Sunday, July 11, 2010

Well....

So I don't know where exactly I am right now. I've stopped following my meal plan for the most part. No protein bars while still exercising up to 2 hrs a day...often more.
I really am upset that I have lost motivation and feel apathetic towards recovery.
I'm trying to focus on things that I can accomplish once I recover.

What I can accomplish:
Counsel
Inspiring people
Help others
Teach
School
More focus
Health
Normal eating and a normal life
Success with recovery; pride for recovering
Relationships
More attractive body/ Womanly curves


Long term Goals:
Go to school
Bachelors in Psychology
Minor in Art education
Teach art
Perhaps, join Peace Corps and achieve a Masters in Psychology which will lead to being able to Counsel

Short term Goals:
Job
Save money
Boyfriend....perhaps?
School...Good grades
Work on Art

Reasons for lapse:
Attention from family
Anger towards family
Claiming control
Wanting to show them how bad I got
Shock value
Being the victim= People caring for me

Triggers:
Change
Feeling like people are controlling me
Anger
Wanting to express my pain/emotion

Emotions:
Anger
Frustration
Controlled by others
Wanting attention
Neglected
Ignored
Uncared for
Smarter then the rest of my family
Invaded, no privacy



I just pray that once I get back, I can get back on track.

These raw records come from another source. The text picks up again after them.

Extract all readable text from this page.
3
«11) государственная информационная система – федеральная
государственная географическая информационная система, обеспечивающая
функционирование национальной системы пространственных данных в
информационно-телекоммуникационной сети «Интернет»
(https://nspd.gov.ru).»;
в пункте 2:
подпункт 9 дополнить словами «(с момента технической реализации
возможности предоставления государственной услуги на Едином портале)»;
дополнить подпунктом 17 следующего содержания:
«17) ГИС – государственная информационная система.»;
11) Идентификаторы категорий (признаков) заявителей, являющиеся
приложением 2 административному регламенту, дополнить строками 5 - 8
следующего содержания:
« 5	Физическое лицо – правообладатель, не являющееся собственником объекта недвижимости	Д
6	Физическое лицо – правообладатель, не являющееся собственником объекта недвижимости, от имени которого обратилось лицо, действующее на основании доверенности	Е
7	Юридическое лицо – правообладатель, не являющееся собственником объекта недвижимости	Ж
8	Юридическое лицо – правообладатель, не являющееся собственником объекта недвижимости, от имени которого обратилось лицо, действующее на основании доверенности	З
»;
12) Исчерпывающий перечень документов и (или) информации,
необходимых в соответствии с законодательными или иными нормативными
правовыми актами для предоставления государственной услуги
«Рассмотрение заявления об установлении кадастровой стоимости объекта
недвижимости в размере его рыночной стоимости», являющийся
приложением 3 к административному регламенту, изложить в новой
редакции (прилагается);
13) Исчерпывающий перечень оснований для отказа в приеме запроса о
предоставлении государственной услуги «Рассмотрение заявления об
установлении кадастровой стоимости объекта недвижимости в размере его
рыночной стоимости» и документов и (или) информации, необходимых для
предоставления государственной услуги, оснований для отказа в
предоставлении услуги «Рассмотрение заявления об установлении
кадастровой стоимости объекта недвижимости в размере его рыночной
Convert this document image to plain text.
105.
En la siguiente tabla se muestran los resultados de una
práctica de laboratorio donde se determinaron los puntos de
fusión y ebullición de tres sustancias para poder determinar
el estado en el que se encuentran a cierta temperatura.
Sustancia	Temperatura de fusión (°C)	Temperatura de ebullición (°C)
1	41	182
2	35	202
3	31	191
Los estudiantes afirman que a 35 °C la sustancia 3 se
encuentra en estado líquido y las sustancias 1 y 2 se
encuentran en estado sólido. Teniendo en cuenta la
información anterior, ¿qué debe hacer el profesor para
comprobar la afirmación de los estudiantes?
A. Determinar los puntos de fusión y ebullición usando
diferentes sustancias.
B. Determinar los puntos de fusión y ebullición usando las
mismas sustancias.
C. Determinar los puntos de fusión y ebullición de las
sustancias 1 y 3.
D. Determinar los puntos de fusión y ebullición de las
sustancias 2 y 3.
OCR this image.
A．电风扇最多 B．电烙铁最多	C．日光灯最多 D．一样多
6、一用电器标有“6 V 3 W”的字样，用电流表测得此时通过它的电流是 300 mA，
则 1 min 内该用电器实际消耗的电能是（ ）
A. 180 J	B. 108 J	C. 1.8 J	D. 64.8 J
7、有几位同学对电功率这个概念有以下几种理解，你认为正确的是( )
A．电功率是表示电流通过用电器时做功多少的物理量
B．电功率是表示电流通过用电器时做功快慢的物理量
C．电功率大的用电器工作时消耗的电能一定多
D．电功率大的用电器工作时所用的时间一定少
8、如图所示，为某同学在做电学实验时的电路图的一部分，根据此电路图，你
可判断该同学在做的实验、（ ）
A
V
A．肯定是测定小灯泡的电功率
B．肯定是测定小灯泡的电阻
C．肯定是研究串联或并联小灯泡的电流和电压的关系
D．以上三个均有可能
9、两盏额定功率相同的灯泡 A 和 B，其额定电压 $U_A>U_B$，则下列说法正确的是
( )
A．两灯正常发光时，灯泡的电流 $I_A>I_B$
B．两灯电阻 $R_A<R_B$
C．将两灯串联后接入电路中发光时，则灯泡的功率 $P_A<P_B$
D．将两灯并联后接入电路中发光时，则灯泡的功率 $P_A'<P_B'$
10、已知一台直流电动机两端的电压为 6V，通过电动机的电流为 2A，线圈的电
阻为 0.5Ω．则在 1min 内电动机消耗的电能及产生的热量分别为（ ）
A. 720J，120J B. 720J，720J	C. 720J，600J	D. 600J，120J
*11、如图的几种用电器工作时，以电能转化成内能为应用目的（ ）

Hopefully I feel safer there with having to gain weight. For some reason...when I am here, I feel like it's an insecure place for me to gain weight. Like CA is the place to gain, and here is the place to stay the same...or even lose?
I think I am trying to lose weight. I'm not sure... I focus more on calories now then exchanges, I count my calories through out the day...feel need to exercise.